Iowa International Writing Program (IWP) Director Mr. Christopher Merril, meanwhile, urged both writer-artists and scholar-academics to learn from each other, especially when they belong to a scholastic community that trains young scribes.
“There is a fruitful tension between writers and scholars; whereas writers can keep scholars honest and scholars can help artists be honest,” he said, adding that poets can remind scholars about the real beauty of the language—the sense of uncertainty and surprise it offers.
The first day of the conference focused on updates on Philippine Literature featuring IWP fellows from the country, while The second and third days had Filipino and foreign IWP Fellows, who delivered lectures on International Literature and Creative Writing, and Special Topics.
Faculty of Arts and Letters professor and IWP 2016 Fellow Asst.
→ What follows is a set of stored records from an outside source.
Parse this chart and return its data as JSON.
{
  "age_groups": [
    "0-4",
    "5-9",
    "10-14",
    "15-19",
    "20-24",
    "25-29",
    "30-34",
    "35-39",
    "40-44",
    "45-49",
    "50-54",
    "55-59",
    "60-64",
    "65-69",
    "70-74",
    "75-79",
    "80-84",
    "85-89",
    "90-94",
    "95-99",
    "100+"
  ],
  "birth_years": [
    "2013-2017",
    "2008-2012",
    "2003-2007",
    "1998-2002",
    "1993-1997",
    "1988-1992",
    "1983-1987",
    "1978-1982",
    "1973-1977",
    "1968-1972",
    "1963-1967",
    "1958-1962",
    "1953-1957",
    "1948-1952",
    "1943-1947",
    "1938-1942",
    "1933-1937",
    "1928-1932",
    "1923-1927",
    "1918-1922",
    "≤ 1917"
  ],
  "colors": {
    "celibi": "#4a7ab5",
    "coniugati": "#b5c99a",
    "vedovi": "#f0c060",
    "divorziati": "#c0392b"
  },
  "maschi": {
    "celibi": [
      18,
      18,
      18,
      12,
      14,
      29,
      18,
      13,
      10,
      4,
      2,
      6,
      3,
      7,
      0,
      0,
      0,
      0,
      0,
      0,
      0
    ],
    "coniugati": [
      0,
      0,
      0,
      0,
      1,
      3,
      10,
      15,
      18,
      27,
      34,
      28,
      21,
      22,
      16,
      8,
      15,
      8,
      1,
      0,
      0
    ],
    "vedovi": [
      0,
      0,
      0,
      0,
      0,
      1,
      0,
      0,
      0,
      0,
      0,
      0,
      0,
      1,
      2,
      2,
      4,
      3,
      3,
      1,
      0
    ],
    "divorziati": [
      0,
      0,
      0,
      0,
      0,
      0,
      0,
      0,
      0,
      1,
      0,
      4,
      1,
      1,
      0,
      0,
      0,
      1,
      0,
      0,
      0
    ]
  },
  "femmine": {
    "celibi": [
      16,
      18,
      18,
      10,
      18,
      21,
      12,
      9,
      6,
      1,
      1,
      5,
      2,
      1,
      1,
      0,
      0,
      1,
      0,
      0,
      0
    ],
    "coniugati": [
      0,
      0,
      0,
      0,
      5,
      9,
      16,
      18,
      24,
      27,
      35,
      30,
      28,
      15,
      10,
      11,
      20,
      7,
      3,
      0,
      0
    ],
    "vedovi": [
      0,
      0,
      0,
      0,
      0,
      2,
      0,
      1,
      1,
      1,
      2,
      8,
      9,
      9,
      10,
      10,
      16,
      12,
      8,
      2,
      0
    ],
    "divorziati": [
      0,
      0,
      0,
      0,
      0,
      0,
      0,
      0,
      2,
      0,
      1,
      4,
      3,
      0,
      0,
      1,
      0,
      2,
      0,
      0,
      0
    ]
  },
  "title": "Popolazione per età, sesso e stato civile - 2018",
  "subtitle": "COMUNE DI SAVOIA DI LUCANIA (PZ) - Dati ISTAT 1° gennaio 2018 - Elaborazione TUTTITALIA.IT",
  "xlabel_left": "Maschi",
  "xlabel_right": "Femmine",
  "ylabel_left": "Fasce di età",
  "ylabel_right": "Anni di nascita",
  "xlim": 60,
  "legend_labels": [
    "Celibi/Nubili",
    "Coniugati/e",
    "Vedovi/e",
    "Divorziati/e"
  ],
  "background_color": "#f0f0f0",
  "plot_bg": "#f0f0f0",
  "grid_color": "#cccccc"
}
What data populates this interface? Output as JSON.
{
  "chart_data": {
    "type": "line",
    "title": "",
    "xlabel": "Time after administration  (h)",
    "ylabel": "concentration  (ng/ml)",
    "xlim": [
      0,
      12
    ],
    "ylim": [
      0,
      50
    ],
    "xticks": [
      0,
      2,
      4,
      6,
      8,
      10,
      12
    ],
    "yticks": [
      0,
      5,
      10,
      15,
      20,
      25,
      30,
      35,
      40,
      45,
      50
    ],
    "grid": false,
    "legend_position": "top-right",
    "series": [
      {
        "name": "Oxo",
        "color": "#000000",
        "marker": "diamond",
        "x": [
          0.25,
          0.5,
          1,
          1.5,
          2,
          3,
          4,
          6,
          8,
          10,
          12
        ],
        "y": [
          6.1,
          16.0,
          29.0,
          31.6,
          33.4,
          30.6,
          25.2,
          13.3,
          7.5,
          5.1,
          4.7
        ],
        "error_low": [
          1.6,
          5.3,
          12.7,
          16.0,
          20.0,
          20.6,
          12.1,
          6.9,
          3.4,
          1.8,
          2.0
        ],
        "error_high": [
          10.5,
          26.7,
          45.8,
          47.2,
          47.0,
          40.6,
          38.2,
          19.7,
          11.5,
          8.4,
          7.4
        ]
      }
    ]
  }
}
Prof. Eros S. Atalia emphasized on the last day the importance of having alternative platforms for aspiring writers in the country.
“When it comes to literature, we look for alternative platforms. Young Filipino writers are hooked on online publishing, writing and reading. They have built a new community where they can share stories,” Atalia said.
The United States Embassy in the Philippines Public Affairs Counselor Ms. Carolyn B. Glassman who graced the opening of the international confab was welcomed by Rev. Fr. Jesus M. Miranda, Jr., O.P., UST Secretary General, and Assoc. Prof. Giovanna V. Fontanilla, Director of the UST Office of Public Affairs.
The conference was co-organized by the UST College of Education and the UST Department of Filipino through HASAAN 5 and sponsored by the US Embassy in Manila, according to College of Education Dean Prof. Allan B. de Guzman. It had for its theme “Educating the World through Literatures: Promoting Understanding, Peace and Equality.”